Provincetown is located at the very tip of the flexed arm that makes up Cape Cod, Massachusetts. Affectionately known as P-town, the area is almost desolate in the winter, but becomes a thriving hot spot for tourists every summer. The population goes from under 3,000 to up to 60,000 at the height of the season!
Provincetown is known for its progressive attitude, gorgeous seaside views, incredible art, decadent restaurants, and the magnificent specialty shops clustered on and around Commercial Street.
Although the pilgrims ultimately decided to settle across the bay in Plymouth, the Mayflower actually landed in Provincetown in 1620! This event is commemorated by the towering Pilgrim Monument and neighboring Provincetown Museum.
Originally a thriving fishing and whaling village, the city began to garner a reputation for its art – including written works, music and theater – in the 1890’s. Its popularity as a tourist destination also began around this time.
As stated above, the artistic history of Provincetown dates all the way back to the late 1800’s. Nowadays the streets are lined with galleries, handmade jewelry shops, and every manner of crafts you can imagine. Despite how small the village is, it still attracts musicians, writers and creative types of all kind.
There is a thriving theater scene from burlesques and cabarets to Shakespeare and independent film. The Water’s Edge Cinema hosts the annual Provincetown Film Festival.
3. Music & Dance
Nightlife in Provincetown during the summer months rivals Boston, and since it is a hub for the LGBTQ community, the types of shows are incredibly creative and diverse.
Bubalas by the Bay is known for its live jazz and eclectic dance music and Boatslip Beach Club has the biggest outdoor dance parties in Provincetown featuring different themes from current hits to disco!

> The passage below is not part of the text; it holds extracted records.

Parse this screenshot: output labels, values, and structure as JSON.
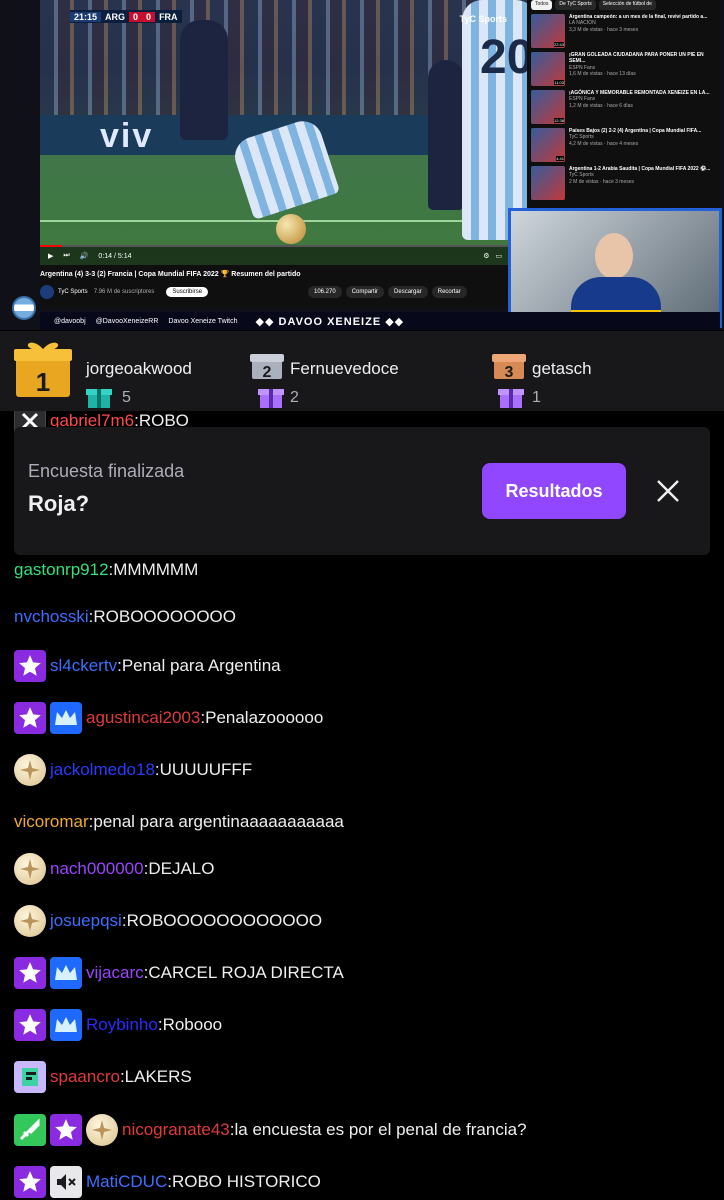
{
  "stream": {
    "scorebug": {
      "time": "21:15",
      "home": "ARG",
      "home_score": "0",
      "away_score": "0",
      "away": "FRA"
    },
    "broadcaster": "TyC Sports",
    "ad_text": "viv",
    "jersey_number": "20",
    "video_title": "Argentina (4) 3-3 (2) Francia | Copa Mundial FIFA 2022 🏆 Resumen del partido",
    "channel": {
      "name": "TyC Sports",
      "subscribers": "7.96 M de suscriptores",
      "subscribe_label": "Suscribirse"
    },
    "actions": {
      "likes": "106.270",
      "share": "Compartir",
      "download": "Descargar",
      "clip": "Recortar"
    },
    "playback_time": "0:14 / 5:14",
    "playback_progress": 0.045,
    "rec_tabs": [
      "Todos",
      "De TyC Sports",
      "Selección de fútbol de"
    ],
    "recommendations": [
      {
        "title": "Argentina campeón: a un mes de la final, reviví partido a...",
        "channel": "LA NACION",
        "meta": "3,3 M de vistas · hace 3 meses",
        "duration": "22:43"
      },
      {
        "title": "¡GRAN GOLEADA CIUDADANA PARA PONER UN PIE EN SEMI...",
        "channel": "ESPN Fans",
        "meta": "1,6 M de vistas · hace 13 días",
        "duration": "11:03"
      },
      {
        "title": "¡AGÓNICA Y MEMORABLE REMONTADA XENEIZE EN LA...",
        "channel": "ESPN Fans",
        "meta": "1,2 M de vistas · hace 6 días",
        "duration": "12:38"
      },
      {
        "title": "Países Bajos (2) 2-2 (4) Argentina | Copa Mundial FIFA...",
        "channel": "TyC Sports",
        "meta": "4,2 M de vistas · hace 4 meses",
        "duration": "4:41"
      },
      {
        "title": "Argentina 1-2 Arabia Saudita | Copa Mundial FIFA 2022 ⚽...",
        "channel": "TyC Sports",
        "meta": "2 M de vistas · hace 3 meses",
        "duration": ""
      }
    ],
    "overlay": {
      "instagram": "@davoobj",
      "twitter": "@DavooXeneizeRR",
      "youtube": "Davoo Xeneize Twitch",
      "brand": "◆◆ DAVOO XENEIZE ◆◆"
    }
  },
  "leaderboard": [
    {
      "rank": "1",
      "name": "jorgeoakwood",
      "count": "5"
    },
    {
      "rank": "2",
      "name": "Fernuevedoce",
      "count": "2"
    },
    {
      "rank": "3",
      "name": "getasch",
      "count": "1"
    }
  ],
  "chat": {
    "cut_message": {
      "user": "gabriel7m6",
      "text": "ROBO",
      "color": "#ff4a4a"
    },
    "poll": {
      "label": "Encuesta finalizada",
      "question": "Roja?",
      "results_label": "Resultados"
    },
    "messages": [
      {
        "user": "gastonrp912",
        "text": "MMMMMM",
        "color": "#33e07a",
        "badges": []
      },
      {
        "user": "nvchosski",
        "text": "ROBOOOOOOOO",
        "color": "#3d6fff",
        "badges": []
      },
      {
        "user": "sl4ckertv",
        "text": "Penal para Argentina",
        "color": "#3d6fff",
        "badges": [
          "star-badge-icon"
        ]
      },
      {
        "user": "agustincai2003",
        "text": "Penalazoooooo",
        "color": "#e03a3a",
        "badges": [
          "star-badge-icon",
          "crown-badge-icon"
        ]
      },
      {
        "user": "jackolmedo18",
        "text": "UUUUUFFF",
        "color": "#2a3cff",
        "badges": [
          "compass-badge-icon"
        ]
      },
      {
        "user": "vicoromar",
        "text": "penal para argentinaaaaaaaaaaa",
        "color": "#f0a830",
        "badges": []
      },
      {
        "user": "nach000000",
        "text": "DEJALO",
        "color": "#9a45ff",
        "badges": [
          "compass-badge-icon"
        ]
      },
      {
        "user": "josuepqsi",
        "text": "ROBOOOOOOOOOOOO",
        "color": "#3d6fff",
        "badges": [
          "compass-badge-icon"
        ]
      },
      {
        "user": "vijacarc",
        "text": "CARCEL ROJA DIRECTA",
        "color": "#9a45ff",
        "badges": [
          "star-badge-icon",
          "crown-badge-icon"
        ]
      },
      {
        "user": "Roybinho",
        "text": "Robooo",
        "color": "#2a2aff",
        "badges": [
          "star-badge-icon",
          "crown-badge-icon"
        ]
      },
      {
        "user": "spaancro",
        "text": "LAKERS",
        "color": "#e03a3a",
        "badges": [
          "pixel-badge-icon"
        ]
      },
      {
        "user": "nicogranate43",
        "text": "la encuesta es por el penal de francia?",
        "color": "#e03a3a",
        "badges": [
          "sword-badge-icon",
          "star-badge-icon",
          "compass-badge-icon"
        ]
      },
      {
        "user": "MatiCDUC",
        "text": "ROBO HISTORICO",
        "color": "#3d6fff",
        "badges": [
          "star-badge-icon",
          "mute-badge-icon"
        ]
      }
    ]
  }
}
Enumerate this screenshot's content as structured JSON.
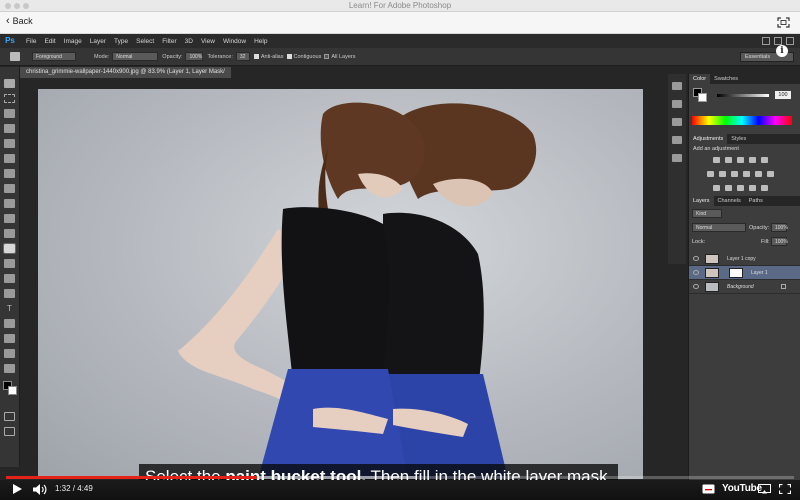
{
  "window": {
    "title": "Learn! For Adobe Photoshop"
  },
  "nav": {
    "back_label": "Back",
    "fullscreen_icon": "fullscreen-icon"
  },
  "photoshop": {
    "logo": "Ps",
    "menus": [
      "File",
      "Edit",
      "Image",
      "Layer",
      "Type",
      "Select",
      "Filter",
      "3D",
      "View",
      "Window",
      "Help"
    ],
    "options": {
      "fill_source": "Foreground",
      "mode_label": "Mode:",
      "mode_value": "Normal",
      "opacity_label": "Opacity:",
      "opacity_value": "100%",
      "tolerance_label": "Tolerance:",
      "tolerance_value": "32",
      "anti_alias": "Anti-alias",
      "contiguous": "Contiguous",
      "all_layers": "All Layers",
      "workspace": "Essentials"
    },
    "document_tab": "christina_grimmie-wallpaper-1440x900.jpg @ 83.9% (Layer 1, Layer Mask/",
    "panels": {
      "color_tabs": [
        "Color",
        "Swatches"
      ],
      "color_value": "100",
      "adjustments_tabs": [
        "Adjustments",
        "Styles"
      ],
      "adjustments_hint": "Add an adjustment",
      "layers_tabs": [
        "Layers",
        "Channels",
        "Paths"
      ],
      "layers_kind": "Kind",
      "blend_mode": "Normal",
      "opacity_label": "Opacity:",
      "opacity_value": "100%",
      "lock_label": "Lock:",
      "fill_label": "Fill:",
      "fill_value": "100%",
      "layers": [
        {
          "name": "Layer 1 copy",
          "selected": false
        },
        {
          "name": "Layer 1",
          "selected": true
        },
        {
          "name": "Background",
          "selected": false
        }
      ]
    }
  },
  "caption": {
    "pre": "Select the ",
    "bold": "paint bucket tool.",
    "post": " Then fill in the white layer mask."
  },
  "player": {
    "current_time": "1:32",
    "duration": "4:49",
    "time_display": "1:32 / 4:49",
    "played_fraction": 0.318,
    "loaded_fraction": 0.52,
    "brand": "YouTube",
    "accent": "#e62117"
  }
}
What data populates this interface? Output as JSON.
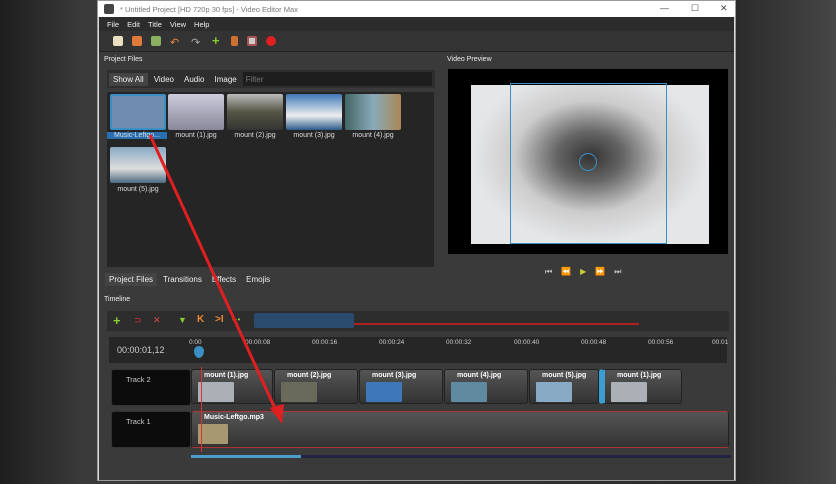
{
  "window": {
    "title": "* Untitled Project [HD 720p 30 fps] - Video Editor Max",
    "minimize": "—",
    "maximize": "☐",
    "close": "✕"
  },
  "menu": [
    "File",
    "Edit",
    "Title",
    "View",
    "Help"
  ],
  "project_files": {
    "title": "Project Files",
    "filters": [
      "Show All",
      "Video",
      "Audio",
      "Image"
    ],
    "filter_placeholder": "Filter",
    "items": [
      {
        "name": "Music-Leftgo...",
        "color": "#6f8db0"
      },
      {
        "name": "mount (1).jpg",
        "color": "#aab0b6"
      },
      {
        "name": "mount (2).jpg",
        "color": "#6a6a5a"
      },
      {
        "name": "mount (3).jpg",
        "color": "#3f78b8"
      },
      {
        "name": "mount (4).jpg",
        "color": "#5f8aa0"
      },
      {
        "name": "mount (5).jpg",
        "color": "#89aac4"
      }
    ]
  },
  "bottom_tabs": [
    "Project Files",
    "Transitions",
    "Effects",
    "Emojis"
  ],
  "preview": {
    "title": "Video Preview"
  },
  "timeline": {
    "title": "Timeline",
    "timecode": "00:00:01,12",
    "ruler": [
      "0:00",
      "00:00:08",
      "00:00:16",
      "00:00:24",
      "00:00:32",
      "00:00:40",
      "00:00:48",
      "00:00:56",
      "00:01"
    ],
    "tracks": [
      {
        "name": "Track 2",
        "clips": [
          "mount (1).jpg",
          "mount (2).jpg",
          "mount (3).jpg",
          "mount (4).jpg",
          "mount (5).jpg",
          "mount (1).jpg"
        ]
      },
      {
        "name": "Track 1",
        "clips": [
          "Music-Leftgo.mp3"
        ]
      }
    ]
  },
  "colors": {
    "accent": "#3a8fc4",
    "playhead": "#e03030"
  }
}
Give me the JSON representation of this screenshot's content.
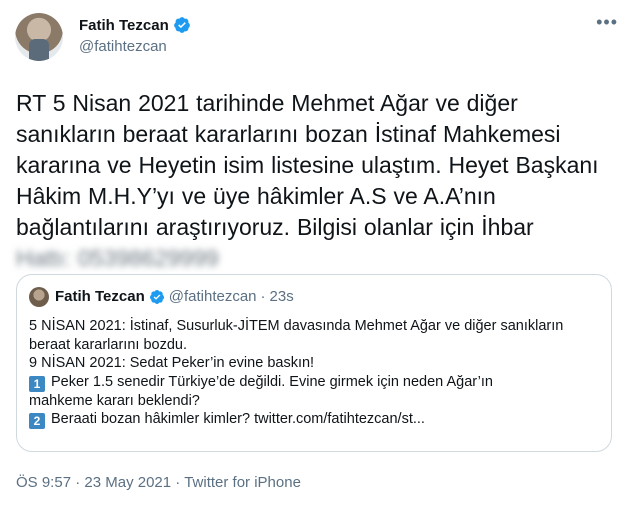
{
  "author": {
    "display_name": "Fatih Tezcan",
    "handle": "@fatihtezcan",
    "more_icon": "more-icon",
    "verified_icon": "verified-badge-icon"
  },
  "tweet": {
    "lines": [
      "RT 5 Nisan 2021 tarihinde Mehmet Ağar ve diğer",
      "sanıkların beraat kararlarını bozan İstinaf Mahkemesi",
      "kararına ve Heyetin isim listesine ulaştım. Heyet Başkanı",
      "Hâkim M.H.Y’yı ve üye hâkimler A.S ve A.A’nın",
      "bağlantılarını araştırıyoruz. Bilgisi olanlar için İhbar",
      "Hattı: 05398629999"
    ]
  },
  "quote": {
    "display_name": "Fatih Tezcan",
    "handle": "@fatihtezcan",
    "separator": "·",
    "time": "23s",
    "lines": [
      "5 NİSAN 2021: İstinaf, Susurluk-JİTEM davasında Mehmet Ağar ve diğer sanıkların",
      "beraat kararlarını bozdu.",
      "9 NİSAN 2021: Sedat Peker’in evine baskın!"
    ],
    "item1_number": "1",
    "item1_line1": "Peker 1.5 senedir Türkiye’de değildi. Evine girmek için neden Ağar’ın",
    "item1_line2": "mahkeme kararı beklendi?",
    "item2_number": "2",
    "item2_text": "Beraati bozan hâkimler kimler? twitter.com/fatihtezcan/st..."
  },
  "meta": {
    "time": "ÖS 9:57",
    "separator1": " · ",
    "date": "23 May 2021",
    "separator2": " · ",
    "source": "Twitter for iPhone"
  },
  "colors": {
    "text": "#0f1419",
    "secondary": "#5b7083",
    "verified": "#1d9bf0",
    "keycap": "#3b88c3"
  }
}
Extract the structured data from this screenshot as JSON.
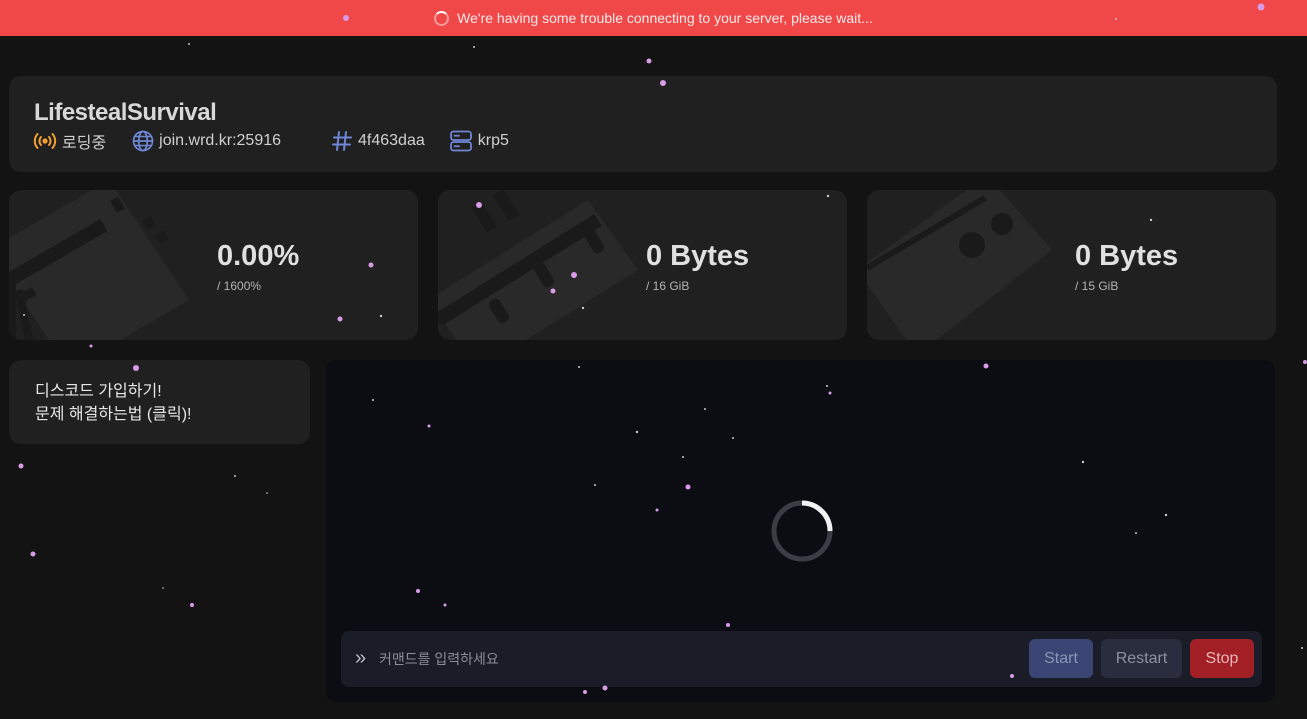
{
  "banner": {
    "message": "We're having some trouble connecting to your server, please wait...",
    "color": "#f04848"
  },
  "server": {
    "name": "LifestealSurvival",
    "status": "로딩중",
    "status_icon": "broadcast-icon",
    "status_color": "#f4a032",
    "address": "join.wrd.kr:25916",
    "address_icon": "globe-icon",
    "id": "4f463daa",
    "id_icon": "hash-icon",
    "node": "krp5",
    "node_icon": "server-stack-icon",
    "icon_color": "#6f86d6"
  },
  "stats": {
    "cpu": {
      "value": "0.00%",
      "limit": "/ 1600%",
      "icon": "cpu-chip-icon"
    },
    "memory": {
      "value": "0 Bytes",
      "limit": "/ 16 GiB",
      "icon": "memory-stick-icon"
    },
    "disk": {
      "value": "0 Bytes",
      "limit": "/ 15 GiB",
      "icon": "hard-drive-icon"
    }
  },
  "links": {
    "discord": "디스코드 가입하기!",
    "troubleshoot": "문제 해결하는법 (클릭)!"
  },
  "console": {
    "prompt_icon": "chevron-double-right-icon",
    "placeholder": "커맨드를 입력하세요",
    "start_label": "Start",
    "restart_label": "Restart",
    "stop_label": "Stop"
  }
}
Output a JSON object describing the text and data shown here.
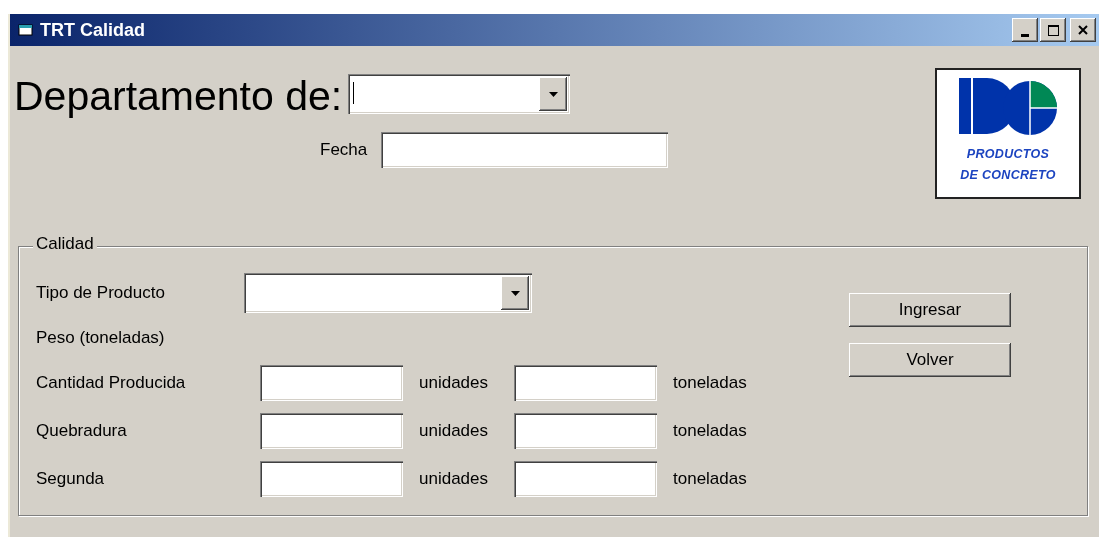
{
  "window": {
    "title": "TRT Calidad"
  },
  "header": {
    "department_label": "Departamento de:",
    "date_label": "Fecha"
  },
  "logo": {
    "line_1": "PRODUCTOS",
    "line_2": "DE CONCRETO"
  },
  "quality": {
    "legend": "Calidad",
    "product_type_label": "Tipo de Producto",
    "weight_label": "Peso (toneladas)",
    "rows": [
      {
        "label": "Cantidad Producida",
        "unit_1": "unidades",
        "unit_2": "toneladas"
      },
      {
        "label": "Quebradura",
        "unit_1": "unidades",
        "unit_2": "toneladas"
      },
      {
        "label": "Segunda",
        "unit_1": "unidades",
        "unit_2": "toneladas"
      }
    ],
    "buttons": [
      "Ingresar",
      "Volver"
    ]
  }
}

Known as a longtime haven for artists and members of the LGBTQ community, P-town is known for its relaxed, welcoming atmosphere of diversity and acceptance. Aside from the artistic aspects of music, theater and literature, Provincetown is also the setting for the annual “Women’s Week” festival, attended by almost 2,000 women. It is the “longest running lesbian cultural event in the Northeast.”
5. Food & Drink
From fish shacks and lobster rolls to fine dining, P-town has incredibly decadent food at every turn! Sample craft beer at the Nor’Easter Beer Garden, cocktails with a view at Aqua Bar, grab an ice cream cone from Lewis Brothers Homemade Ice Cream, fudge from any one of a dozen or more sweet shops…the options are endless!
With so much to look at around Commercial Street it can be easy to forget that P-town is also known for its natural beauty! Visit Herring Cove Beach for a relaxing day in the sun followed by a night-time summer concert, tour Race Point Lighthouse, or explore the beauty of the city on a rented bike!
Provincetown is packed with some of the most adorable and luxurious B & B’s in New England! What could be more romantic than a weekend in the city that celebrates the equality of love? Not to mention the gorgeous sunsets, moonlit beach strolls and candle-lit 5-star dinners!
You won’t find many chain shops, rather Provincetown is known for its unique boutiques, one-of-a-kind furniture, homegoods, clothing, jewelry, and of course – art!
When visiting P-town in the summer you will see almost as many dogs as humans! Most shops are pup-friendly and restaurants and bars with patios welcome four-legged friends. Almost all offer cool bowls of water and some even provide treats and dog-friendly menu options!
Don’t forget to visit Pilgrim Bark Park! There are two designated areas – one for general use and one for small pups. Watch your furry friend frolic as you take in the many sculptures created and donated by local artists!